Born in Allgüa, Germany in 1971, Finkel grew up in a small village in the southern German Alps. His father, a third-generation wood tuner, introduced his son to the craft at his home studio. This passion continued as Finkel attended the Academy of Fine Arts in Nürnberg where he began sculpting primarily in wood. His artistic endeavours lead him to develop a series of bowls, which was a new and exciting challenge for him. As an artist, he saw the potential for creating sculptural forms rather than traditional functional vessels.

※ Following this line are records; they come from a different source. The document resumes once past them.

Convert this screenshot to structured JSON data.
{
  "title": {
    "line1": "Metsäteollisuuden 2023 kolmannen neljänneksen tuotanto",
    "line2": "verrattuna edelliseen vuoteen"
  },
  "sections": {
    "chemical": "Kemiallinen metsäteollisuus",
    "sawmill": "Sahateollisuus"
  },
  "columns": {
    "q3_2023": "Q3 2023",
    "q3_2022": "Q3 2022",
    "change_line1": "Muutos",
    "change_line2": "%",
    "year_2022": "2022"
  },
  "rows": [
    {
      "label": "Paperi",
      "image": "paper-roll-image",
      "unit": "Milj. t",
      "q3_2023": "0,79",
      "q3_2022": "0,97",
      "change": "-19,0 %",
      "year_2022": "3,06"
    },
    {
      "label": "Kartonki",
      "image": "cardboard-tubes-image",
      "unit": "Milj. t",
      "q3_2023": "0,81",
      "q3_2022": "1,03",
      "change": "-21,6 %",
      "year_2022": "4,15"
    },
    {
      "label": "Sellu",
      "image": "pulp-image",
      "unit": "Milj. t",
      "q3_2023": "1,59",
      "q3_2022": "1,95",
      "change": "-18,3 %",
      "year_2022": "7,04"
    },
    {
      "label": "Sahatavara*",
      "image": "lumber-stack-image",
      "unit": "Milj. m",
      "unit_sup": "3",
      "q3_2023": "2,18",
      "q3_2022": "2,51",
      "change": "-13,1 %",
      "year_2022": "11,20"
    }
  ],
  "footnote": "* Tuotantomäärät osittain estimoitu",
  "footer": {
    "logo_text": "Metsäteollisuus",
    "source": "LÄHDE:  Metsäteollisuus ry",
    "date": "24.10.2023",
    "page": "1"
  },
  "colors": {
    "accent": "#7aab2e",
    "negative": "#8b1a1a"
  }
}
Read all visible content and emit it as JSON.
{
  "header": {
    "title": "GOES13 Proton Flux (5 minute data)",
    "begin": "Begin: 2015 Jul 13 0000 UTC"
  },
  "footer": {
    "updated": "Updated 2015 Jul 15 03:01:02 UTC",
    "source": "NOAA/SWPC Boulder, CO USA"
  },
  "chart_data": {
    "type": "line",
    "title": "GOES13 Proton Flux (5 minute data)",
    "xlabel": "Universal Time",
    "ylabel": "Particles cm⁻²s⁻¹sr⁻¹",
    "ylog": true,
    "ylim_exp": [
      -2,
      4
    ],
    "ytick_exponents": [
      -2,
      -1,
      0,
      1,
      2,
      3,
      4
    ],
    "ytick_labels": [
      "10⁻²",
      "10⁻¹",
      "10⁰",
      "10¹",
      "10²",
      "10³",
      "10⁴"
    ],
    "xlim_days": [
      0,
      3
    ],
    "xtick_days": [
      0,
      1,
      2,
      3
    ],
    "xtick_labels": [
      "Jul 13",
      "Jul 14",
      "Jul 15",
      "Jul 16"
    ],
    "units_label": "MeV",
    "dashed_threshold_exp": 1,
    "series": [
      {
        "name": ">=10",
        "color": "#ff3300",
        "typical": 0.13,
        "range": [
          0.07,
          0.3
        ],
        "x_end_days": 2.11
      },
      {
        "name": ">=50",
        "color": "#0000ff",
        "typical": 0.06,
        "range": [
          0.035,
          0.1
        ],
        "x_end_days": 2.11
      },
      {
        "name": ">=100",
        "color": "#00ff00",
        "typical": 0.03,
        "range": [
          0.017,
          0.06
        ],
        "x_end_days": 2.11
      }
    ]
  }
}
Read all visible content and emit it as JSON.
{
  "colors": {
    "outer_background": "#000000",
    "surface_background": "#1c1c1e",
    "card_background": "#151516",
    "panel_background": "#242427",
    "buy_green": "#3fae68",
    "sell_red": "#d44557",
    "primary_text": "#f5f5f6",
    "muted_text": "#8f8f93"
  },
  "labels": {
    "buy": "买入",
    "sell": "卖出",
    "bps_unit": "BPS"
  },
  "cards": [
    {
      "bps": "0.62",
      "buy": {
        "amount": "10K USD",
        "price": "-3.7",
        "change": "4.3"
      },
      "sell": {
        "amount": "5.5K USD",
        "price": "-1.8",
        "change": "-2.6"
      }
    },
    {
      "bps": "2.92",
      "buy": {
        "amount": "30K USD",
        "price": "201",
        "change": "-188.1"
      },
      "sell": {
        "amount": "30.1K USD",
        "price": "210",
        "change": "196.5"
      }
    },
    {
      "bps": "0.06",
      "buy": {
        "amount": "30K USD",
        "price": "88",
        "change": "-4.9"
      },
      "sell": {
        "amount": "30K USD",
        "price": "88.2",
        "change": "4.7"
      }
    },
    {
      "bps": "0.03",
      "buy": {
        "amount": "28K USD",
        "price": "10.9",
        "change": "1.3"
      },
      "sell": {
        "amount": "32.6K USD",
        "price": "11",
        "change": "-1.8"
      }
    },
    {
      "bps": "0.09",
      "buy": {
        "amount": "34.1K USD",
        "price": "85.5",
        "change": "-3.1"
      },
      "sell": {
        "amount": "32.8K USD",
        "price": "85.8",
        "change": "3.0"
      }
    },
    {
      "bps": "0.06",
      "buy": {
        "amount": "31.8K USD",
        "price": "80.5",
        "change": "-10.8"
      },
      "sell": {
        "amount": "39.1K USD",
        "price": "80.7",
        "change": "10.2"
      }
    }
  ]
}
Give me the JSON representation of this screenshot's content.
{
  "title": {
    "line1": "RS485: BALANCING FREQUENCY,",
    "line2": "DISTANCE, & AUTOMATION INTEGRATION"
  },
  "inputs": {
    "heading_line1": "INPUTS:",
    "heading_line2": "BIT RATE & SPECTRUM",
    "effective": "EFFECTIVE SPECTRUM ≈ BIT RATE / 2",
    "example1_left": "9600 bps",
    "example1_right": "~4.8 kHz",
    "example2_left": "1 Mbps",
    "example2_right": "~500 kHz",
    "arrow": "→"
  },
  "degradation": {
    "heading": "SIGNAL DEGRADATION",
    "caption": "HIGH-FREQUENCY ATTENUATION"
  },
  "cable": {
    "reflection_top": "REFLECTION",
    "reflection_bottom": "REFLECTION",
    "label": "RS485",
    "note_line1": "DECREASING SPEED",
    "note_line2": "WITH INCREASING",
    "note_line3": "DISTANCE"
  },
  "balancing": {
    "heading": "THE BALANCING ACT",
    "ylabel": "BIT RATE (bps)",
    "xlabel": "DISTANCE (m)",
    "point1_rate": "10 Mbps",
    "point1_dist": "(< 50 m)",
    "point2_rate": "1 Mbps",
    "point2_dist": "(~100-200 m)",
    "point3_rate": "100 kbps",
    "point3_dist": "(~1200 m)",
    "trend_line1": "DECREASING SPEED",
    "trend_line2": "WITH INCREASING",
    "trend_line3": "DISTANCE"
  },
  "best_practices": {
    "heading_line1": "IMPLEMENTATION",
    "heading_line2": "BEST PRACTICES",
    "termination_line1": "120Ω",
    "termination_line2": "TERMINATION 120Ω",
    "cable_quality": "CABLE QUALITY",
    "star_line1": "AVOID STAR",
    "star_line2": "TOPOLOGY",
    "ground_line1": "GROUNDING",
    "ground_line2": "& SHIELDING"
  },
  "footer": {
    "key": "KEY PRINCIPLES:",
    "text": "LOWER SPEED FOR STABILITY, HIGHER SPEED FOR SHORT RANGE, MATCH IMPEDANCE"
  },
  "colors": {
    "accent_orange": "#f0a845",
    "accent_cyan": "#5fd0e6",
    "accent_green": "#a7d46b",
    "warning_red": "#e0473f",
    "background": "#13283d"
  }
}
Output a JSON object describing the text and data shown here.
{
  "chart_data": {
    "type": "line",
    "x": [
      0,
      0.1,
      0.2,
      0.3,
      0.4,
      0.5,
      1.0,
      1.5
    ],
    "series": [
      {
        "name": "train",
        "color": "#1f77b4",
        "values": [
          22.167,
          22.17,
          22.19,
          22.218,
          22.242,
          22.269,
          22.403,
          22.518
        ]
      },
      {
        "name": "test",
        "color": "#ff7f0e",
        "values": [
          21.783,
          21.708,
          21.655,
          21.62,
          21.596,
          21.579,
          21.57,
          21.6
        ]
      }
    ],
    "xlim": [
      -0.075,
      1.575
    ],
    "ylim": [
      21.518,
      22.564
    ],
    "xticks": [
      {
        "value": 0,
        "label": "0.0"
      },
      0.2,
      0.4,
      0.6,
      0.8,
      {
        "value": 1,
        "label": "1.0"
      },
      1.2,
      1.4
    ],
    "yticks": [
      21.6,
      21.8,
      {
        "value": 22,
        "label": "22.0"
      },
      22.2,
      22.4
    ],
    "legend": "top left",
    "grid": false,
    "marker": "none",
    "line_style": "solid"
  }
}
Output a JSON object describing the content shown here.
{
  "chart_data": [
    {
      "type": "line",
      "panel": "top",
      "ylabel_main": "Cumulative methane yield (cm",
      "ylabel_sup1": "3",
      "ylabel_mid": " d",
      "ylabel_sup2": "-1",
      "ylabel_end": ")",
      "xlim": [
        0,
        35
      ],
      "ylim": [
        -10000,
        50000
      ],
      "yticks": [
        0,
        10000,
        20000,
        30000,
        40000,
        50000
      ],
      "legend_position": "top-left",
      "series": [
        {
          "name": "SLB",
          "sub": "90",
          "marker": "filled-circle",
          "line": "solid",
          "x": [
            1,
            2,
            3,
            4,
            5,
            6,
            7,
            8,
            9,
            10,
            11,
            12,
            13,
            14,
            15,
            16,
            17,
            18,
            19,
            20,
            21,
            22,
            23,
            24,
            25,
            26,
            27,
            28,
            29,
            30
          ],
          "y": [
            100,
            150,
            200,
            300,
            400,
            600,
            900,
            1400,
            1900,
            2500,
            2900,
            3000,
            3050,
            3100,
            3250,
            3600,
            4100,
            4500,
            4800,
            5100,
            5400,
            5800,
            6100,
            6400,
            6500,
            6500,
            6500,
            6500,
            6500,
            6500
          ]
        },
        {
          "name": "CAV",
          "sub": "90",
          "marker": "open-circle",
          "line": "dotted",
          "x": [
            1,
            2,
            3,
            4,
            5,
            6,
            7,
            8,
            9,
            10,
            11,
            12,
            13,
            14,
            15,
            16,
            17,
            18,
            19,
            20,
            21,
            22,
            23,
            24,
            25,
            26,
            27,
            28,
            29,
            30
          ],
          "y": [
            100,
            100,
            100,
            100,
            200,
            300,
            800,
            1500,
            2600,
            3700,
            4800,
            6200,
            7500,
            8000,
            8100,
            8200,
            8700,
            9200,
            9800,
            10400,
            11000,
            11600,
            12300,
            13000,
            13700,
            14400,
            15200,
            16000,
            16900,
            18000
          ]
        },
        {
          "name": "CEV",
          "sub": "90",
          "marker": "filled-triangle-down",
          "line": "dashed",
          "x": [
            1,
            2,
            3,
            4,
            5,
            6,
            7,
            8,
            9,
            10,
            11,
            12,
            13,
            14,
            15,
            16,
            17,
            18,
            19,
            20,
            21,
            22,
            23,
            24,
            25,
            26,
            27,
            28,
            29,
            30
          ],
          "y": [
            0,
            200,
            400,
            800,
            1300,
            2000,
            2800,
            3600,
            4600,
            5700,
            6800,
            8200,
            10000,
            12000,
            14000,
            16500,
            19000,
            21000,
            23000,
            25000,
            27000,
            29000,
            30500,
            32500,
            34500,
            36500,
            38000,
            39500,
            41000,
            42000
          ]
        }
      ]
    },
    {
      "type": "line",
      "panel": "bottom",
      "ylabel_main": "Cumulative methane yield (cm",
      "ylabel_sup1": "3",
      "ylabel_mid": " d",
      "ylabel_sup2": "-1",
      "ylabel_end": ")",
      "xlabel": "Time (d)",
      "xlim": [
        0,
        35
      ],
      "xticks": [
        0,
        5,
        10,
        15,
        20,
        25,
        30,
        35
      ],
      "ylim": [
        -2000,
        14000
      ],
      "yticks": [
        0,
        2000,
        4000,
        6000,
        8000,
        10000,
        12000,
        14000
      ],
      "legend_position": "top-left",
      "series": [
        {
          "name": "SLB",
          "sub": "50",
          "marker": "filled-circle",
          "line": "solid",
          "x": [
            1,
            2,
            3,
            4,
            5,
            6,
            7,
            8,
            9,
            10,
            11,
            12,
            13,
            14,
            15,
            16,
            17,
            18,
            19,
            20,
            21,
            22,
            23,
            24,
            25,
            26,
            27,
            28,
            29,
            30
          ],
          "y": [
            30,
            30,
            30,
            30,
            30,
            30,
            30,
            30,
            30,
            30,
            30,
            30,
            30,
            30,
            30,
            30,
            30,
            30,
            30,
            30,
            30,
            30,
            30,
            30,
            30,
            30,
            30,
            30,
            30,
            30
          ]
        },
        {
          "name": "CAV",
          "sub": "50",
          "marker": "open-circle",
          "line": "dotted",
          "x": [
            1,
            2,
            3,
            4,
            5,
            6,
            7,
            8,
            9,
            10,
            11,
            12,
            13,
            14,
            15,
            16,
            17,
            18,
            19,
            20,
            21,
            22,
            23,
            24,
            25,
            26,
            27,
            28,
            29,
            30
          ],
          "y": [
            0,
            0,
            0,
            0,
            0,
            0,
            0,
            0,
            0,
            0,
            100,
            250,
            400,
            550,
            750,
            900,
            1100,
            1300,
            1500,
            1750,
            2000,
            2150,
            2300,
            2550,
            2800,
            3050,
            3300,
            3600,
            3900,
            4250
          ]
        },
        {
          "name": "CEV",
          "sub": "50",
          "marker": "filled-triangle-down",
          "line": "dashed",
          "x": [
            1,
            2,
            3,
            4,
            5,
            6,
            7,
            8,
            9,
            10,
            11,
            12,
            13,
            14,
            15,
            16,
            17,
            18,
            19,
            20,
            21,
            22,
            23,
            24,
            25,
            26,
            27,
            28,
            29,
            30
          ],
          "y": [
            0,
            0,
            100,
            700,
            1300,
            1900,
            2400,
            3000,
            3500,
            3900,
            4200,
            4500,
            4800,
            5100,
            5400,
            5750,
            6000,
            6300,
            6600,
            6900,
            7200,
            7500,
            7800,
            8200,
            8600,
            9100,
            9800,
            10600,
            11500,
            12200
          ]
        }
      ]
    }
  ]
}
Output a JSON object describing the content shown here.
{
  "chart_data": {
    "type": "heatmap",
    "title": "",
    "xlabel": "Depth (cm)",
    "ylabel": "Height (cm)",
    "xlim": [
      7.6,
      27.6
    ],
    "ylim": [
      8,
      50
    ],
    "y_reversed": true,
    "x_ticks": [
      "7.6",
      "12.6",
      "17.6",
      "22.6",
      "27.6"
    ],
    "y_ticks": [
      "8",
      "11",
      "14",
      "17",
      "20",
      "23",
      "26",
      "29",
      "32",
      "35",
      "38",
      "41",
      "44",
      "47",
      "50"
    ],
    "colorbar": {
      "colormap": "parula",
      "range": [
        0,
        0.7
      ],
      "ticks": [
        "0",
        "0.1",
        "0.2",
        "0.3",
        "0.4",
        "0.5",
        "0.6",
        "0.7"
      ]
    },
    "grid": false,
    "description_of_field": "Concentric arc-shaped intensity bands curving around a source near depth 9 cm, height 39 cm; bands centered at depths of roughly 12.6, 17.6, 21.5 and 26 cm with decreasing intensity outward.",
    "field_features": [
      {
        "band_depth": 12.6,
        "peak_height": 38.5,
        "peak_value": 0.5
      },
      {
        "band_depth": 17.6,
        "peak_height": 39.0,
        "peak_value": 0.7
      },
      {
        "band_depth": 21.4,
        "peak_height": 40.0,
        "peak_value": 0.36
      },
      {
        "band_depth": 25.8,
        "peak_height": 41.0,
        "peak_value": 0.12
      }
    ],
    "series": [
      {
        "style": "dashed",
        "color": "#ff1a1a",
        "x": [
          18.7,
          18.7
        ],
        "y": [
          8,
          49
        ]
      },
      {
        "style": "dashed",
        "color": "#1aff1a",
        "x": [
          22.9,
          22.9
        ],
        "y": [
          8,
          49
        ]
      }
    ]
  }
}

Each bowl begins with the careful selection of wood from locally sourced trees including oak, maple and birch as well as fruit trees. Finkel first cuts the tree with his chainsaw to get a rough form. If necessary, the wood must be dried before he can begin to turn and carve the piece to shape. Using various vintage metal turning machines that the designer rebuilt to fit his needs, with several steps of hand carving using specially made steel and iron knives and wood turning tools, he achieves the desired surface. Before the bowls are finished, sanding with paper or a steel brush may also occur before the piece is dried for up to three months.
Luminaire spotted Finkel's remarkable work during the 2012 Milan Fair where it was shown alongside Paola Lenti's exhibition at the Chiostri dell'Umanitari. A number of these one-of-a-kind pieces will soon be offered at Luminaire's showrooms.